# Cool Bodyweight exercise only website.



## Soldier (Jul 7, 2006)

If you are into bodyweight, this place has many of them. 
I like bodyweight, so I found few interesting variations here.


----------



## Xue Sheng (Jul 7, 2006)

Cool, Thanks


----------



## Lisa (Jul 7, 2006)

Interesting, Thanks!


----------



## Xue Sheng (Jul 8, 2006)

While on the topic of Bodyweight exercise I just found this.

The Handstand
http://www.beastskills.com/Handstand.htm


----------



## Shirt Ripper (Jul 8, 2006)

Looks alright.


----------



## tkd_jen (Jul 13, 2006)

Thanks for the link, I love BW exercises (just ask my TKD classmates!!). I am always looking for new variations to throw into our workout.


----------



## 7starmantis (Jul 13, 2006)

I do all bodyweight, no weights. I like the site, thanks.


----------



## HKphooey (Jul 13, 2006)

I am trying to locate the name of the book, but Dolf Lungrun (sp) had put a good book out on bodyweight excercising.  Someone borrowed (stole) my copy.


----------



## Brian R. VanCise (Jul 13, 2006)

Thanks for the link.  I love body weight exercises in conjunction with
weight lifting.

Brian R. VanCise
www.instinctiveresponsetraining.com


----------



## Shirt Ripper (Jul 13, 2006)

HKphooey said:
			
		

> I am trying to locate the name of the book, but Dolf Lungrun (sp) had put a good book out on bodyweight excercising.  Someone borrowed (stole) my copy.

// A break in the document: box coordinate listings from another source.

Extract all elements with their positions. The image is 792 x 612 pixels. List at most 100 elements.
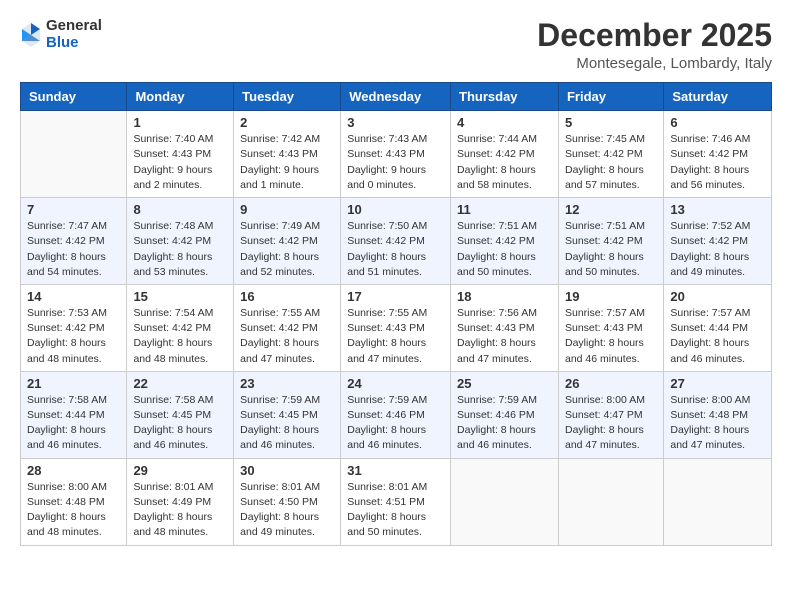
day-info: Sunrise: 7:54 AM Sunset: 4:42 PM Dayligh…: [133, 306, 227, 367]
calendar-cell: 4Sunrise: 7:44 AM Sunset: 4:42 PM Daylig…: [451, 111, 559, 198]
calendar-header-row: SundayMondayTuesdayWednesdayThursdayFrid…: [21, 83, 772, 111]
calendar-cell: 2 Sunrise: 7:42 AM Sunset: 4:43 PM Daylig…: [234, 111, 341, 198]
calendar-cell: 9Sunrise: 7:49 AM Sunset: 4:42 PM Daylig…: [234, 198, 341, 285]
calendar-header-sunday: Sunday: [21, 83, 127, 111]
calendar-cell: 21 Sunrise: 7:58 AM Sunset: 4:44 PM Dayli…: [21, 371, 127, 458]
day-number: 17: [347, 289, 444, 304]
calendar-cell: 25 Sunrise: 7:59 AM Sunset: 4:46 PM Dayli…: [451, 371, 559, 458]
logo: General Blue: [20, 18, 102, 51]
day-info: Sunrise: 7:47 AM Sunset: 4:42 PM Dayligh…: [27, 219, 120, 280]
day-info: Sunrise: 8:00 AM Sunset: 4:48 PM Dayligh…: [27, 480, 120, 541]
day-info: Sunrise: 7:51 AM Sunset: 4:42 PM Dayligh…: [565, 219, 657, 280]
calendar-cell: 24 Sunrise: 7:59 AM Sunset: 4:46 PM Dayli…: [341, 371, 451, 458]
calendar-cell: 8 Sunrise: 7:48 AM Sunset: 4:42 PM Daylig…: [127, 198, 234, 285]
day-number: 23: [240, 376, 334, 391]
day-info: Sunrise: 7:59 AM Sunset: 4:45 PM Dayligh…: [240, 393, 334, 454]
day-number: 26: [565, 376, 657, 391]
day-number: 6: [670, 115, 765, 130]
day-number: 15: [133, 289, 227, 304]
calendar-week-row: 21 Sunrise: 7:58 AM Sunset: 4:44 PM Dayli…: [21, 371, 772, 458]
day-info: Sunrise: 7:57 AM Sunset: 4:43 PM Dayligh…: [565, 306, 657, 367]
day-number: 28: [27, 463, 120, 478]
calendar-week-row: 28 Sunrise: 8:00 AM Sunset: 4:48 PM Dayli…: [21, 458, 772, 545]
day-number: 24: [347, 376, 444, 391]
day-number: 29: [133, 463, 227, 478]
day-info: Sunrise: 7:50 AM Sunset: 4:42 PM Dayligh…: [347, 219, 444, 280]
day-info: Sunrise: 7:51 AM Sunset: 4:42 PM Dayligh…: [457, 219, 552, 280]
day-info: Sunrise: 7:42 AM Sunset: 4:43 PM Dayligh…: [240, 132, 334, 193]
calendar-header-thursday: Thursday: [451, 83, 559, 111]
day-number: 13: [670, 202, 765, 217]
day-number: 20: [670, 289, 765, 304]
calendar-cell: 11 Sunrise: 7:51 AM Sunset: 4:42 PM Dayli…: [451, 198, 559, 285]
day-number: 2: [240, 115, 334, 130]
day-number: 8: [133, 202, 227, 217]
day-info: Sunrise: 8:01 AM Sunset: 4:51 PM Dayligh…: [347, 480, 444, 541]
calendar-cell: 23 Sunrise: 7:59 AM Sunset: 4:45 PM Dayli…: [234, 371, 341, 458]
header: General Blue December 2025 Montesegale, …: [20, 18, 772, 72]
day-number: 18: [457, 289, 552, 304]
day-number: 27: [670, 376, 765, 391]
calendar-cell: [664, 458, 772, 545]
day-info: Sunrise: 7:49 AM Sunset: 4:42 PM Dayligh…: [240, 219, 334, 280]
day-number: 11: [457, 202, 552, 217]
calendar-cell: 22 Sunrise: 7:58 AM Sunset: 4:45 PM Dayli…: [127, 371, 234, 458]
day-number: 16: [240, 289, 334, 304]
day-info: Sunrise: 7:43 AM Sunset: 4:43 PM Dayligh…: [347, 132, 444, 193]
calendar-cell: 5Sunrise: 7:45 AM Sunset: 4:42 PM Daylig…: [558, 111, 663, 198]
calendar-header-monday: Monday: [127, 83, 234, 111]
day-info: Sunrise: 8:01 AM Sunset: 4:50 PM Dayligh…: [240, 480, 334, 541]
calendar-header-tuesday: Tuesday: [234, 83, 341, 111]
day-info: Sunrise: 7:46 AM Sunset: 4:42 PM Dayligh…: [670, 132, 765, 193]
calendar-cell: 26 Sunrise: 8:00 AM Sunset: 4:47 PM Dayli…: [558, 371, 663, 458]
calendar-header-friday: Friday: [558, 83, 663, 111]
calendar-cell: 27Sunrise: 8:00 AM Sunset: 4:48 PM Dayli…: [664, 371, 772, 458]
calendar-cell: 7 Sunrise: 7:47 AM Sunset: 4:42 PM Daylig…: [21, 198, 127, 285]
calendar-cell: 13 Sunrise: 7:52 AM Sunset: 4:42 PM Dayli…: [664, 198, 772, 285]
calendar-cell: 30Sunrise: 8:01 AM Sunset: 4:50 PM Dayli…: [234, 458, 341, 545]
title-area: December 2025 Montesegale, Lombardy, Ita…: [537, 18, 772, 72]
day-info: Sunrise: 7:40 AM Sunset: 4:43 PM Dayligh…: [133, 132, 227, 193]
day-info: Sunrise: 7:55 AM Sunset: 4:43 PM Dayligh…: [347, 306, 444, 367]
calendar-cell: 29Sunrise: 8:01 AM Sunset: 4:49 PM Dayli…: [127, 458, 234, 545]
calendar-week-row: 7 Sunrise: 7:47 AM Sunset: 4:42 PM Daylig…: [21, 198, 772, 285]
calendar-cell: [558, 458, 663, 545]
calendar-cell: 19Sunrise: 7:57 AM Sunset: 4:43 PM Dayli…: [558, 284, 663, 371]
calendar-cell: 17 Sunrise: 7:55 AM Sunset: 4:43 PM Dayli…: [341, 284, 451, 371]
calendar-cell: 10 Sunrise: 7:50 AM Sunset: 4:42 PM Dayli…: [341, 198, 451, 285]
month-title: December 2025: [537, 18, 772, 53]
calendar-cell: [451, 458, 559, 545]
day-info: Sunrise: 7:59 AM Sunset: 4:46 PM Dayligh…: [457, 393, 552, 454]
day-info: Sunrise: 7:56 AM Sunset: 4:43 PM Dayligh…: [457, 306, 552, 367]
calendar-cell: 1 Sunrise: 7:40 AM Sunset: 4:43 PM Daylig…: [127, 111, 234, 198]
page: General Blue December 2025 Montesegale, …: [0, 0, 792, 558]
calendar-header-saturday: Saturday: [664, 83, 772, 111]
day-number: 14: [27, 289, 120, 304]
day-info: Sunrise: 7:58 AM Sunset: 4:44 PM Dayligh…: [27, 393, 120, 454]
day-number: 5: [565, 115, 657, 130]
location: Montesegale, Lombardy, Italy: [537, 55, 772, 72]
day-number: 21: [27, 376, 120, 391]
day-number: 31: [347, 463, 444, 478]
day-number: 22: [133, 376, 227, 391]
day-number: 7: [27, 202, 120, 217]
calendar-cell: 31 Sunrise: 8:01 AM Sunset: 4:51 PM Dayli…: [341, 458, 451, 545]
day-info: Sunrise: 7:59 AM Sunset: 4:46 PM Dayligh…: [347, 393, 444, 454]
calendar-week-row: 14Sunrise: 7:53 AM Sunset: 4:42 PM Dayli…: [21, 284, 772, 371]
day-info: Sunrise: 7:55 AM Sunset: 4:42 PM Dayligh…: [240, 306, 334, 367]
calendar: SundayMondayTuesdayWednesdayThursdayFrid…: [20, 82, 772, 545]
logo-text: General Blue: [46, 18, 102, 51]
calendar-cell: 16 Sunrise: 7:55 AM Sunset: 4:42 PM Dayli…: [234, 284, 341, 371]
day-number: 1: [133, 115, 227, 130]
day-info: Sunrise: 7:48 AM Sunset: 4:42 PM Dayligh…: [133, 219, 227, 280]
day-number: 25: [457, 376, 552, 391]
day-info: Sunrise: 7:52 AM Sunset: 4:42 PM Dayligh…: [670, 219, 765, 280]
day-number: 4: [457, 115, 552, 130]
calendar-cell: 14Sunrise: 7:53 AM Sunset: 4:42 PM Dayli…: [21, 284, 127, 371]
day-info: Sunrise: 8:00 AM Sunset: 4:47 PM Dayligh…: [565, 393, 657, 454]
calendar-cell: 28 Sunrise: 8:00 AM Sunset: 4:48 PM Dayli…: [21, 458, 127, 545]
day-number: 10: [347, 202, 444, 217]
calendar-cell: 6 Sunrise: 7:46 AM Sunset: 4:42 PM Daylig…: [664, 111, 772, 198]
day-info: Sunrise: 7:58 AM Sunset: 4:45 PM Dayligh…: [133, 393, 227, 454]
calendar-cell: 12Sunrise: 7:51 AM Sunset: 4:42 PM Dayli…: [558, 198, 663, 285]
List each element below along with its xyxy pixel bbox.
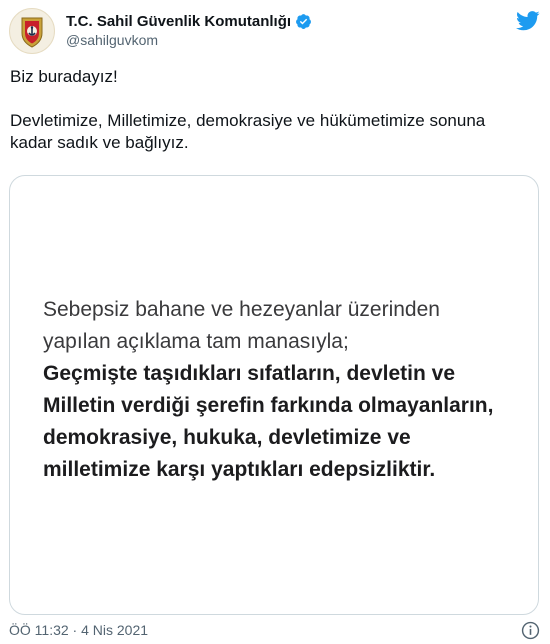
author-handle[interactable]: @sahilguvkom xyxy=(66,32,312,48)
info-icon[interactable] xyxy=(521,621,540,640)
tweet-header: T.C. Sahil Güvenlik Komutanlığı @sahilgu… xyxy=(9,8,540,54)
twitter-bird-icon[interactable] xyxy=(516,11,540,31)
verified-badge-icon xyxy=(296,14,311,29)
tweet-media-image[interactable]: Sebepsiz bahane ve hezeyanlar üzerinden … xyxy=(9,175,539,615)
media-line: milletimize karşı yaptıkları edepsizlikt… xyxy=(43,458,436,481)
tweet-text: Biz buradayız! Devletimize, Milletimize,… xyxy=(10,66,530,154)
media-line: Milletin verdiği şerefin farkında olmaya… xyxy=(43,394,494,417)
tweet-footer: ÖÖ 11:32 · 4 Nis 2021 xyxy=(9,620,540,642)
media-statement: Sebepsiz bahane ve hezeyanlar üzerinden … xyxy=(43,294,513,486)
author-display-name[interactable]: T.C. Sahil Güvenlik Komutanlığı xyxy=(66,13,291,30)
tweet-line-1: Biz buradayız! xyxy=(10,67,118,86)
media-line: yapılan açıklama tam manasıyla; xyxy=(43,330,349,353)
media-line: Geçmişte taşıdıkları sıfatların, devleti… xyxy=(43,362,456,385)
avatar[interactable] xyxy=(9,8,55,54)
media-line: Sebepsiz bahane ve hezeyanlar üzerinden xyxy=(43,298,440,321)
media-line: demokrasiye, hukuka, devletimize ve xyxy=(43,426,411,449)
tweet-timestamp[interactable]: ÖÖ 11:32 · 4 Nis 2021 xyxy=(9,622,148,638)
coast-guard-emblem-icon xyxy=(11,10,53,52)
tweet-line-2: Devletimize, Milletimize, demokrasiye ve… xyxy=(10,111,486,152)
author-info: T.C. Sahil Güvenlik Komutanlığı @sahilgu… xyxy=(66,13,312,48)
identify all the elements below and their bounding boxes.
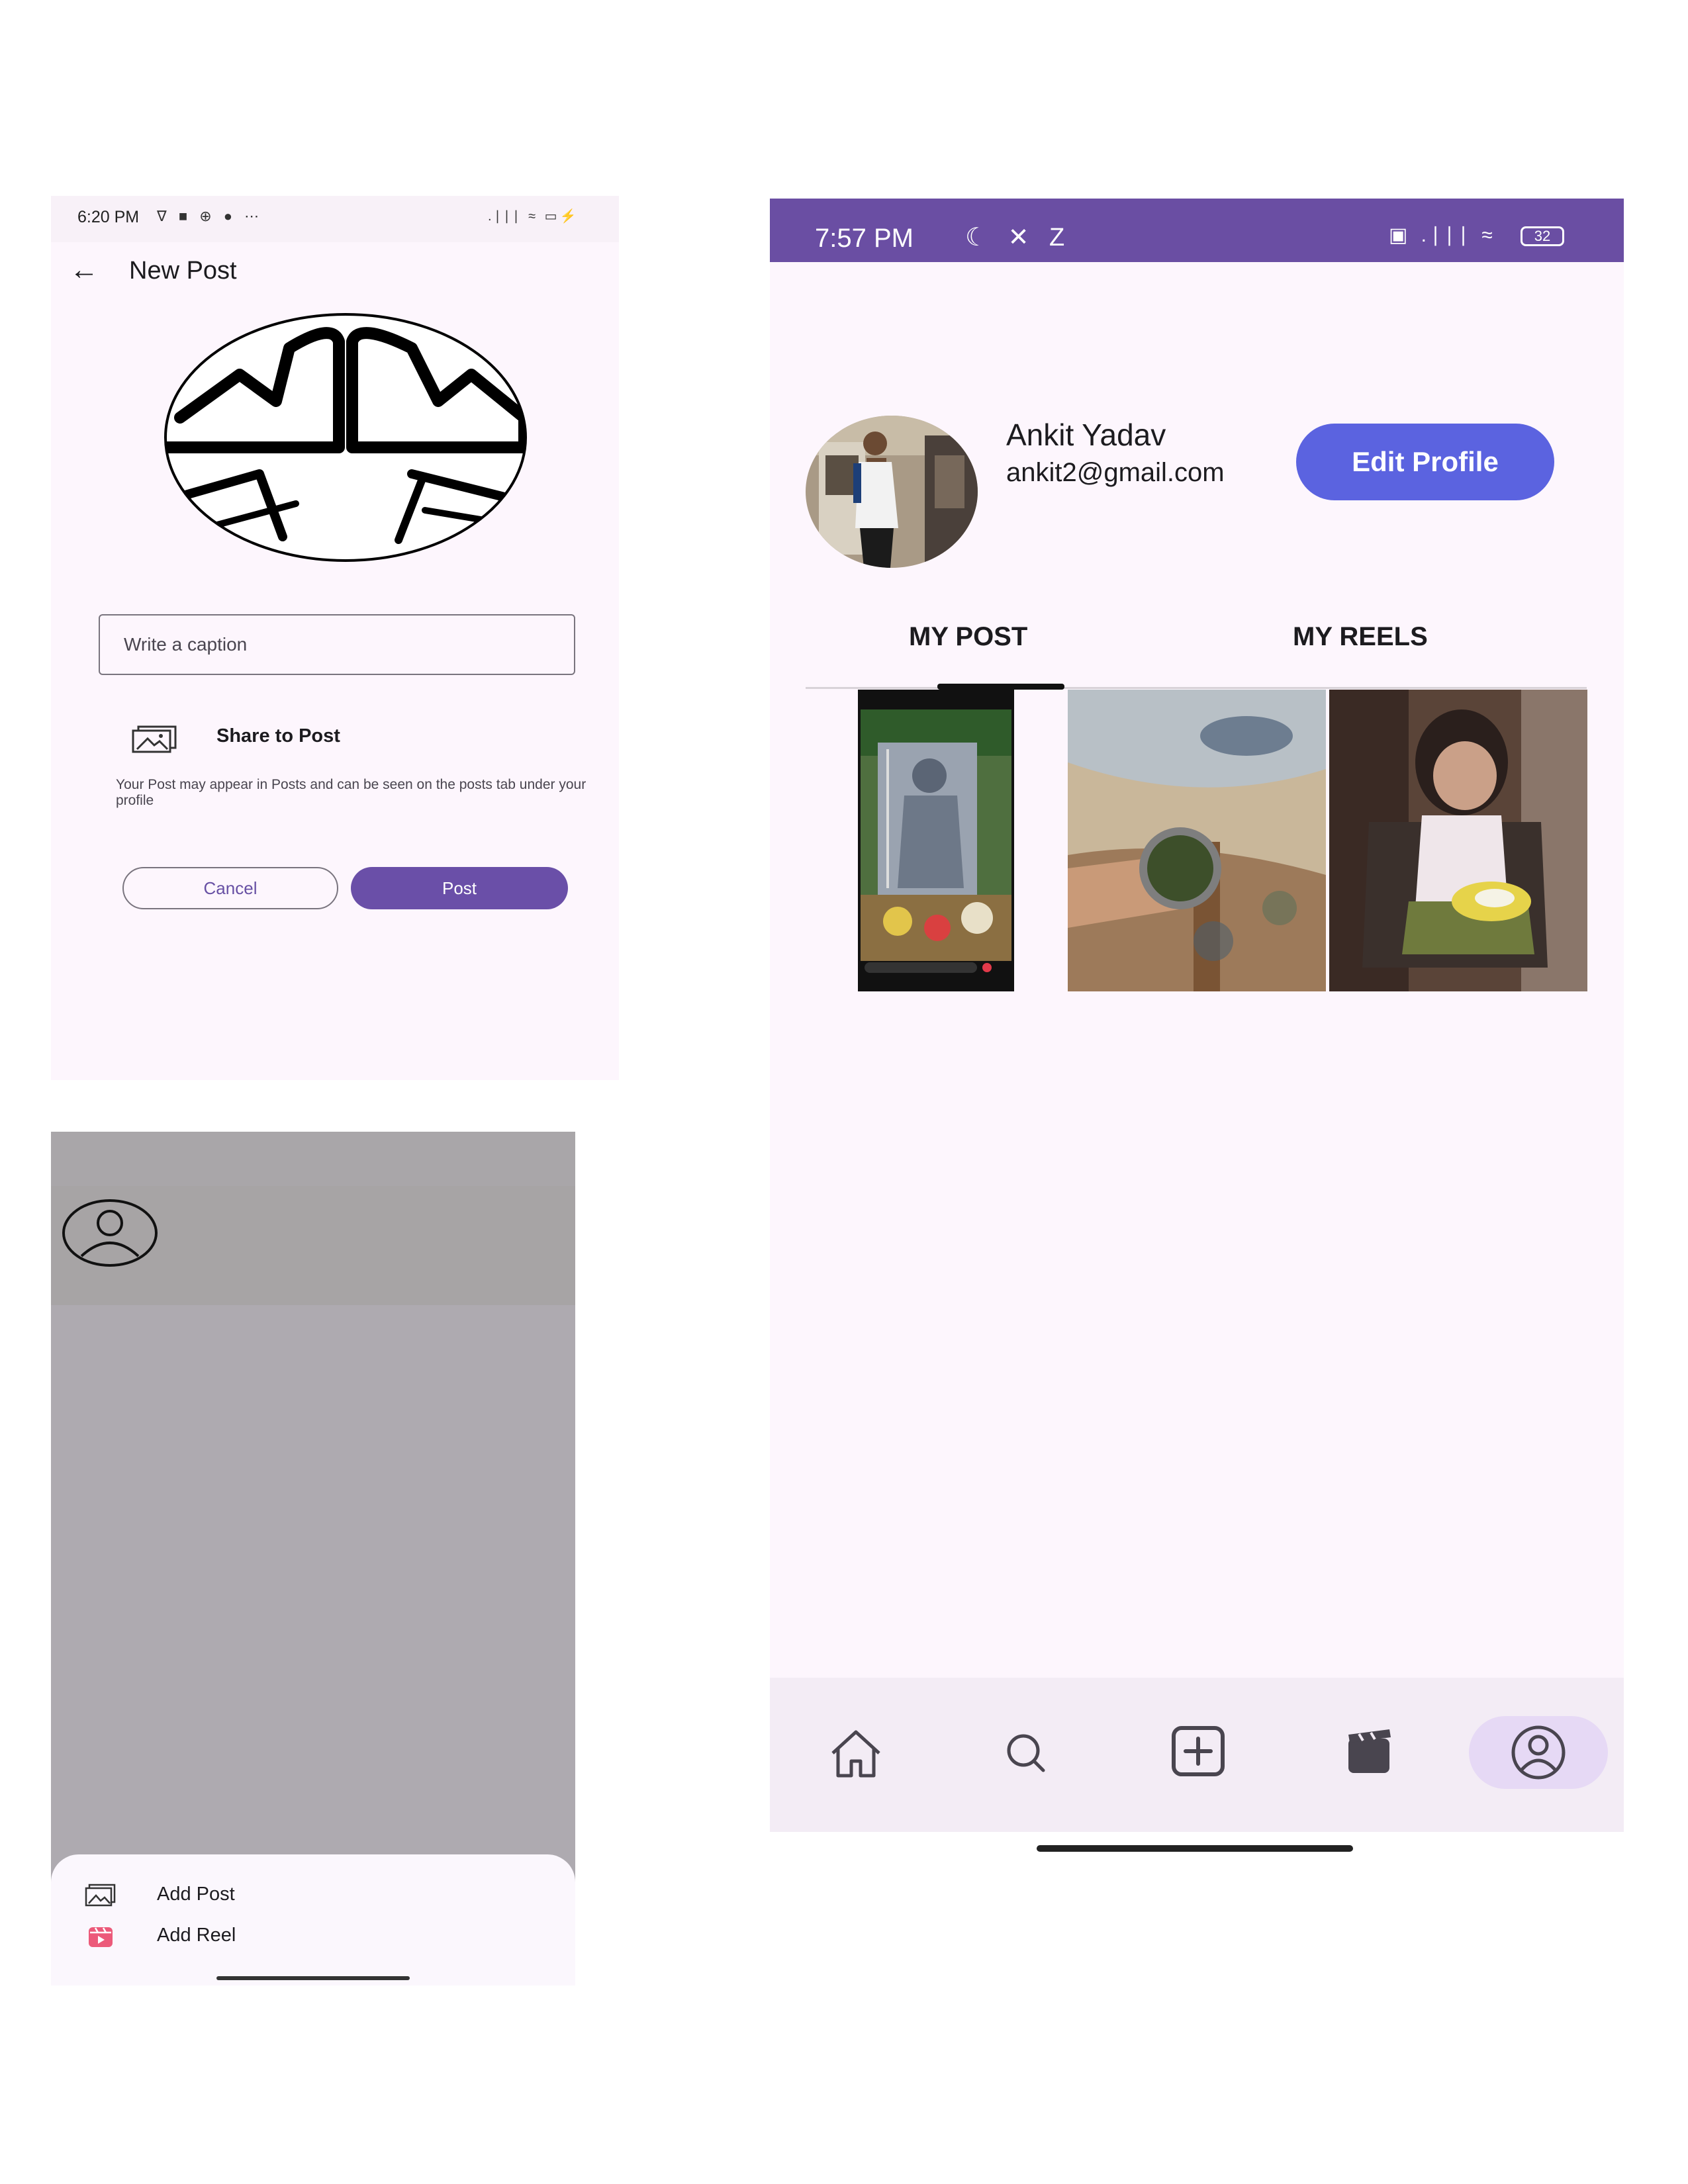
status-notification-icons: ∇ ■ ⊕ ● ⋯ [157, 208, 263, 224]
profile-icon [1511, 1725, 1566, 1780]
caption-input[interactable] [99, 614, 575, 675]
home-indicator [216, 1976, 410, 1980]
helper-text: Your Post may appear in Posts and can be… [116, 777, 586, 808]
add-post-item[interactable]: Add Post [77, 1877, 541, 1917]
tab-indicator [937, 684, 1064, 690]
status-time: 7:57 PM [815, 224, 914, 253]
status-system-icons: ▣ .∣∣∣ ≈ [1389, 224, 1497, 246]
bottom-sheet-screen: Add Post Add Reel [51, 1132, 575, 1985]
new-post-screen: 6:20 PM ∇ ■ ⊕ ● ⋯ .∣∣∣ ≈ ▭⚡ ← New Post S… [51, 196, 619, 1080]
tab-divider [806, 687, 1587, 689]
profile-name: Ankit Yadav [1006, 418, 1166, 452]
add-post-label: Add Post [157, 1884, 235, 1905]
profile-icon[interactable] [60, 1198, 160, 1268]
post-button[interactable]: Post [351, 867, 568, 909]
post-thumbnail[interactable] [1329, 690, 1587, 991]
home-icon[interactable] [806, 1716, 906, 1789]
page-title: New Post [129, 257, 237, 285]
add-icon[interactable] [1149, 1716, 1248, 1789]
post-thumbnail[interactable] [858, 690, 1014, 991]
share-to-post-label: Share to Post [216, 725, 340, 747]
add-reel-label: Add Reel [157, 1925, 236, 1946]
reel-icon [89, 1927, 113, 1947]
status-system-icons: .∣∣∣ ≈ ▭⚡ [488, 209, 579, 224]
image-icon [85, 1884, 116, 1907]
top-app-bar: ← New Post [51, 242, 619, 308]
image-icon [132, 725, 177, 753]
profile-screen: 7:57 PM ☾ ✕ Z ▣ .∣∣∣ ≈ 32 Ankit Yadav an… [770, 199, 1624, 1832]
profile-email: ankit2@gmail.com [1006, 458, 1225, 487]
bottom-navigation [770, 1678, 1624, 1832]
post-thumbnail[interactable] [1068, 690, 1326, 991]
status-bar: 6:20 PM ∇ ■ ⊕ ● ⋯ .∣∣∣ ≈ ▭⚡ [51, 196, 619, 242]
edit-profile-button[interactable]: Edit Profile [1296, 424, 1554, 500]
selected-image-preview[interactable] [160, 308, 531, 567]
home-indicator [1037, 1845, 1353, 1852]
cancel-button[interactable]: Cancel [122, 867, 338, 909]
nav-profile-tab[interactable] [1469, 1716, 1608, 1789]
add-reel-item[interactable]: Add Reel [77, 1918, 541, 1958]
tab-my-post[interactable]: MY POST [909, 622, 1027, 652]
search-icon[interactable] [977, 1716, 1076, 1789]
status-notification-icons: ☾ ✕ Z [965, 224, 1072, 251]
reels-icon[interactable] [1319, 1716, 1419, 1789]
battery-icon: 32 [1521, 226, 1564, 246]
status-time: 6:20 PM [77, 208, 140, 226]
status-bar-scrim [51, 1132, 575, 1186]
avatar[interactable] [806, 416, 978, 568]
status-bar: 7:57 PM ☾ ✕ Z ▣ .∣∣∣ ≈ 32 [770, 199, 1624, 262]
tab-my-reels[interactable]: MY REELS [1293, 622, 1428, 652]
back-arrow-icon[interactable]: ← [64, 250, 104, 290]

Wait...as in "Ivan Drago"?


----------



## Bigshadow (Jul 13, 2006)

Cool thanks!


----------



## HKphooey (Jul 13, 2006)

Shirt Ripper said:
			
		

> Wait...as in "Ivan Drago"?


 
Yeah, back in the day he was really into martial arys and fitness.  Still cracks me up to this day to see him stand toe to toe with Stallone.


----------